Scientists harness flower power for more efficient solar cells


Monday, 04 July, 2016

Using nature as inspiration, researchers have developed solar cells with improved light harvesting, thus generating more power.

By reproducing rose petal epidermal cells — which have excellent antireflection properties — and then integrating the transparent replicas into an organic solar cell, scientists achieved a relative efficiency gain of 12%.

Photovoltaics works in a similar way as the photosynthesis of plants. Light energy is absorbed and converted into a different form of energy. In this process, it is important to use a possibly large portion of the sun’s light spectrum and to trap the light from various incidence angles as the angle changes with the sun’s position. Plants have this capability as a result of a long evolution process — reason enough for photovoltaics researchers to look closely at nature when developing solar cells with a broad absorption spectrum and a high incidence angle tolerance.

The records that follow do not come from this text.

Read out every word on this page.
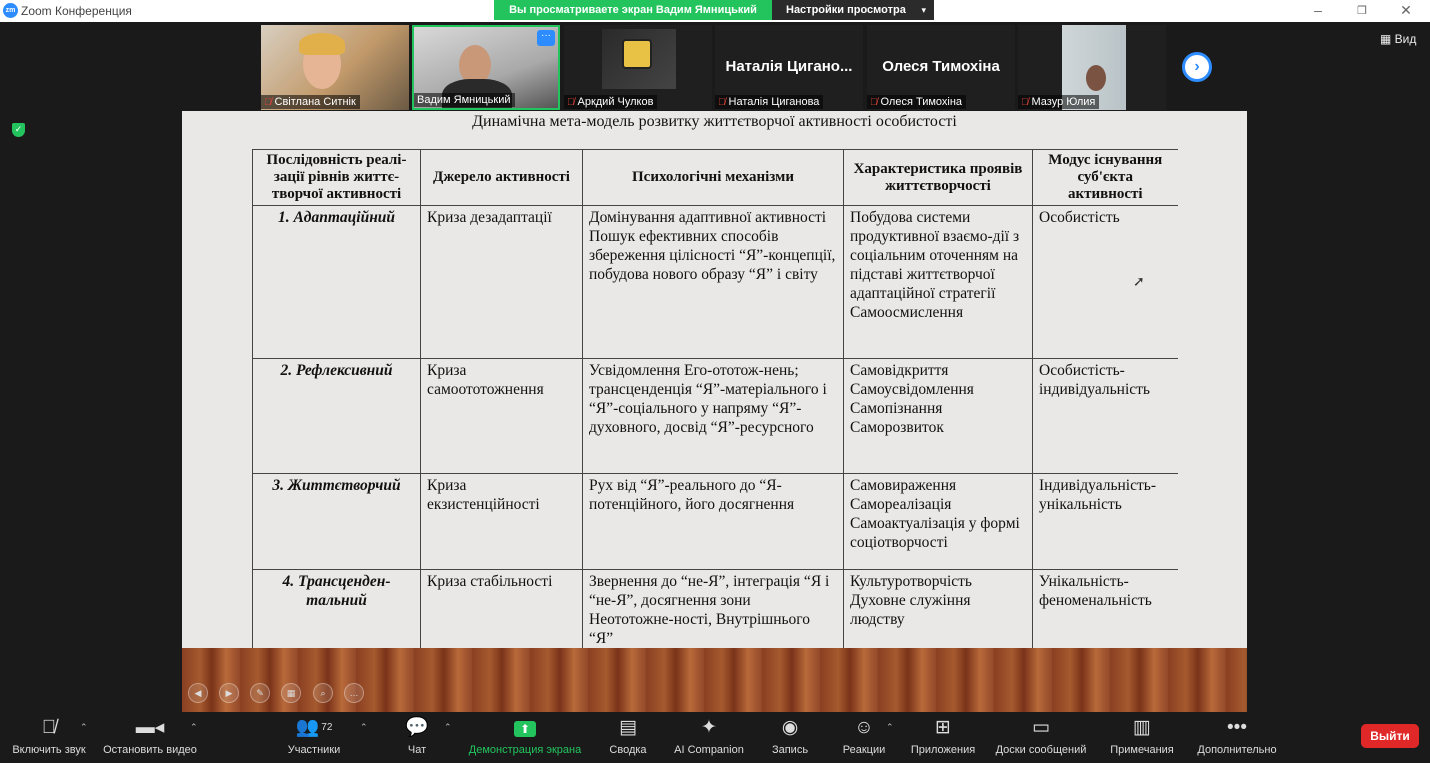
zm Zoom Конференция	Вы просматриваете экран Вадим Ямницький	Настройки просмотра ▾	–	❐	✕
🎙̸ Світлана Ситнік
···
Вадим Ямницький	🎙̸ Аркдий Чулков
Наталія Цигано...
🎙̸ Наталія Циганова
Олеся Тимохіна
🎙̸ Олеся Тимохіна	🎙̸ Мазур Юлия
›
▦ Вид
✓	Динамічна мета-модель розвитку життєтворчої активності особистості
Послідовність реалі-зації рівнів життє-творчої активності	Джерело активності	Психологічні механізми	Характеристика проявів життєтворчості	Модус існування суб'єкта активності
1. Адаптаційний	Криза дезадаптації	Домінування адаптивної активності
Пошук ефективних способів збереження цілісності “Я”-концепції, побудова нового образу “Я” і світу	Побудова системи продуктивної взаємо-дії з соціальним оточенням на підставі життєтворчої адаптаційної стратегії
Самоосмислення	Особистість
2. Рефлексивний	Криза самоототожнення	Усвідомлення Его-ототож-нень; трансценденція “Я”-матеріального і “Я”-соціального у напряму “Я”-духовного, досвід “Я”-ресурсного	Самовідкриття
Самоусвідомлення
Самопізнання
Саморозвиток	Особистість-індивідуальність
3. Життєтворчий	Криза екзистенційності	Рух від “Я”-реального до “Я-потенційного, його досягнення	Самовираження
Самореалізація
Самоактуалізація у формі соціотворчості	Індивідуальність-унікальність
4. Трансценден-тальний	Криза стабільності	Звернення до “не-Я”, інтеграція “Я і “не-Я”, досягнення зони Неототожне-ності, Внутрішнього “Я”	Культуротворчість
Духовне служіння людству	Унікальність-феноменальність
➚
◀	▶	✎	▦	⌕	…
🎙̸
Включить звук
⌃	▬◂
Остановить видео
⌃	👥 $^{72}$
Участники
⌃ 💬
Чат
⌃	⬆
Демонстрация экрана
▤
Сводка
✦
AI Companion
◉
Запись
☺
Реакции
⌃	⊞
Приложения
▭
Доски сообщений
▥
Примечания
•••
Дополнительно
Выйти
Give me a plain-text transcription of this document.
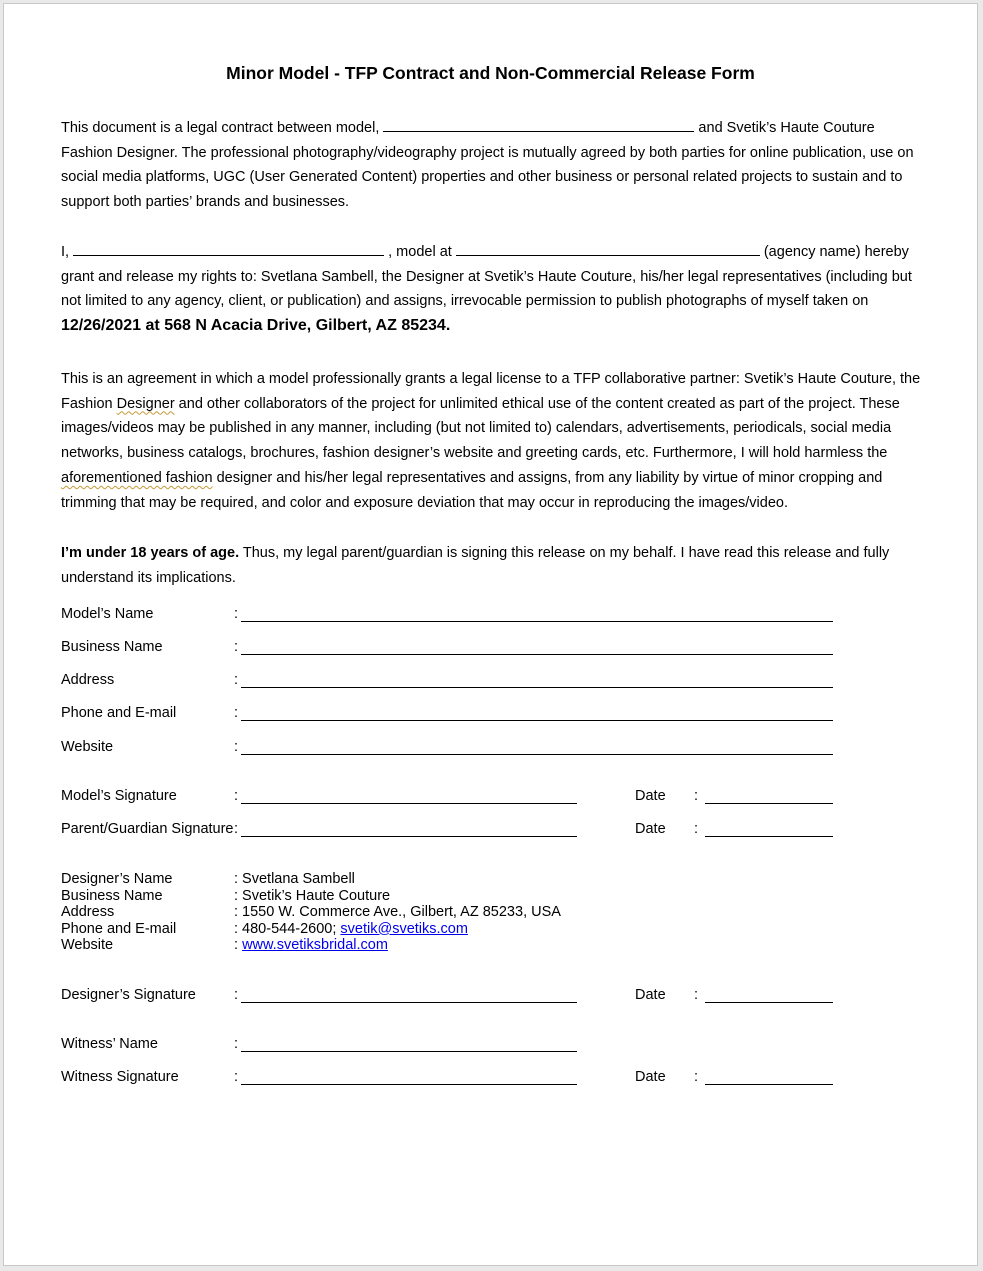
Minor Model - TFP Contract and Non-Commercial Release Form
This document is a legal contract between model,	and Svetik’s Haute Couture Fashion Designer. The professional photography/videography project is mutually agreed by both parties for online publication, use on social media platforms, UGC (User Generated Content) properties and other business or personal related projects to sustain and to support both parties’ brands and businesses.
I,	, model at	(agency name) hereby grant and release my rights to: Svetlana Sambell, the Designer at Svetik’s Haute Couture, his/her legal representatives (including but not limited to any agency, client, or publication) and assigns, irrevocable permission to publish photographs of myself taken on
12/26/2021 at 568 N Acacia Drive, Gilbert, AZ 85234.
This is an agreement in which a model professionally grants a legal license to a TFP collaborative partner: Svetik’s Haute Couture, the Fashion Designer and other collaborators of the project for unlimited ethical use of the content created as part of the project. These images/videos may be published in any manner, including (but not limited to) calendars, advertisements, periodicals, social media networks, business catalogs, brochures, fashion designer’s website and greeting cards, etc. Furthermore, I will hold harmless the aforementioned fashion designer and his/her legal representatives and assigns, from any liability by virtue of minor cropping and trimming that may be required, and color and exposure deviation that may occur in reproducing the images/video.
I’m under 18 years of age. Thus, my legal parent/guardian is signing this release on my behalf. I have read this release and fully understand its implications.
Model’s Name	:
Business Name	:
Address	:
Phone and E-mail	:
Website	:
Model’s Signature	:	Date :
Parent/Guardian Signature :	Date :
Designer’s Name	: Svetlana Sambell
Business Name	: Svetik’s Haute Couture
Address	: 1550 W. Commerce Ave., Gilbert, AZ 85233, USA
Phone and E-mail	: 480-544-2600; svetik@svetiks.com
Website	: www.svetiksbridal.com
Designer’s Signature	:	Date :
Witness’ Name	:
Witness Signature	:	Date :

Scientists at the Karlsruhe Institute of Technology (KIT) and the ZSW (Center for Solar Energy and Hydrogen Research Baden-Württemberg) explained in an article published in the Advanced Optical Materials journal how they replicated the outermost tissue of the petals of higher plants (the epidermis) in a transparent layer and integrated that layer into the front of solar cells in order to increase their efficiency.

First, the researchers investigated the optical properties, and above all, the antireflection effect of the epidermal cells of different plant species. These properties are particularly pronounced in rose petals where they provide stronger colour contrasts and thus increase the chance of pollination. As the scientists found out under the electron microscope, the epidermis of rose petals consists of a disorganised arrangement of densely packed microstructures, with additional ribs formed by randomly positioned nanostructures.

In order to exactly replicate the structure of these epidermal cells over a larger area, the scientists transferred it to a mould made of polydimethylsiloxane, a silicon-based polymer, and pressed the resulting negative structure into optical glue which was finally left to cure under UV light. “This easy and cost-effective method creates microstructures of a depth and density that are hardly achievable with artificial techniques,” said Dr Guillaume Gomard, group leader ‘Nanopothonics’ at KIT’s LTI.

The scientists then integrated the transparent replica of the rose petal epidermis into an organic solar cell. This resulted in power conversion efficiency gains of 12% for vertically incident light. At very shallow incidence angles, the efficiency gain was even higher. The scientists attribute this gain primarily to the excellent omnidirectional antireflection properties of the replicated epidermis that is able to reduce surface reflection to a value below 5%, even for a light incidence angle of nearly 80°. In addition, as examinations using a confocal laser microscope showed, every single replicated epidermal cell works as a microlense. The microlense effect extends the optical path within the solar cell, enhances the light-matter-interaction and increases the probability that the photons will be absorbed.

“Our method is applicable to both other plant species and other PV technologies,” Guillaume Gomard explained. “Since the surfaces of plants have multifunctional properties, it might be possible in the future to apply multiple of these properties in a single step.”

The results of this research lead to another basic question: what is the role of disorganisation in complex photonic structures? Further studies are now examining this issue with the perspective that the next generation of solar cells might benefit from their results.